Ready-to-drink coffee has become overly reliant on promotions to drive sales, according to the CEO of London challenger brand Grind.
Speaking to The Grocer, David Abrahamovitch said competition between leading RTD brands was putting downward pressure on pricing, and suppliers needed to offer higher quality products to “encourage consumers to trade up” and preserve value in the category.
“I think it [RTD coffee] has been too reliant on it [promotions],” Abrahamovitch said. “There has been downward pricing pressure and competition between the likes of Costa and Starbucks.”
The scale and intensity of promotional activity in the segment varied “a lot between the different grocers and convenience retailers”, caveated Abrahamovitch.
He insisted however that “slightly more premium” products were the key to “hopefully break[ing] the cycle of everything being sold on promotion”.
The amount of RTD coffee sold on promotion has grown from 25.9% to 34.6% of total volumes in the 52 weeks to 15 June 2024, according to NIQ Homescan data. The segment, meanwhile, has seen volumes swell by 5.4%, to more than 207 million units [NIQ Scantrack].
Abrahamovitch predicted RTD coffee would continue to grow as shoppers were now “buying coffee in occasions that they previously didn’t consider”, but said the segment was currently dominated by drinks made from “low commodity coffee” with “lots of artificial sweeteners added”.
“The coffee going into a Grind RTD is bought from the same farms and roasted in the same way as the coffee consumed in our stores,” he said. “We think there’s room for a much more premium RTD coffee proposition in grocery.”

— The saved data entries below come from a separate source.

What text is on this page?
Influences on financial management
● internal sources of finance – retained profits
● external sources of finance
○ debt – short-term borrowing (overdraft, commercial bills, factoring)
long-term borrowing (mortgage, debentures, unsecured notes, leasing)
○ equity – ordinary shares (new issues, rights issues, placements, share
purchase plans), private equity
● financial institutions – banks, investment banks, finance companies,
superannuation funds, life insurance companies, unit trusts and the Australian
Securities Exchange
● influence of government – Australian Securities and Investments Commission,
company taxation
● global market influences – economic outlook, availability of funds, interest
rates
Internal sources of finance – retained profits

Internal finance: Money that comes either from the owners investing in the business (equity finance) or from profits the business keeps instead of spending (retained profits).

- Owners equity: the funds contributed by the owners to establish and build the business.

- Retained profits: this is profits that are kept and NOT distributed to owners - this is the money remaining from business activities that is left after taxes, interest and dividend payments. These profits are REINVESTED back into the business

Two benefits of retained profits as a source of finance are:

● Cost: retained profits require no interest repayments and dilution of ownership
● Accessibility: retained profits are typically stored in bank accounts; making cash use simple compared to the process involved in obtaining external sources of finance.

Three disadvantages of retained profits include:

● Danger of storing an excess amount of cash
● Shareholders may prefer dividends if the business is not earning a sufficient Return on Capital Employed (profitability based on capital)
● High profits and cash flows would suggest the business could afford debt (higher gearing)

How Grind has pivoted to grocery
Grind, which made its grocery debut last year with Waitrose, is now stocked across more than 7,000 distribution points in the UK.
In April it rolled out its RTDs, pods, ground and whole bean coffee to Tesco stores. It is also stocked in Co-op, on Ocado and supplies own-label RTD coffee for M&S.
Abrahamovitch revealed less than half of Grind’s circa £30m annual revenues now came from its own physical coffee shops. He said the acquisition of Bottleshot coffee in March 2023 – subsequently relaunched as Grind’s RTD range – had enabled the business to accelerate into grocery.
“Pods are still the largest part of our business but ready-to-drink and bean and ground are growing rapidly,” he said. “If you separate just grocery from online, it’s more of an even split. It wouldn’t surprise me if there’s a world in which RTD becomes the dominant part of our business.”
Asked why, he added: “If nothing else, it’s just because it’s easier to consume. Bean and ground coffee and cold coffee all require preparation and the use of the machine, whereas all you need for ready-to-drink coffee is a finger and a fridge.”
Grind’s NPD plans
This month, the brand rolled out a limited-edition Iced Matcha Latte in collaboration with American rock band Green Day.
Abrahamovitch said the drink could become a permanent feature in Grind’s RTD lineup, and said the brand was exploring further NPD in iced coffee.
“We’re looking at all the things you would expect us to be looking at. So larger formats, multi-serve formats, protein-based, more functional drinks,” he said. “We don’t have anything confirmed yet, but we’re obviously exploring all of those areas.”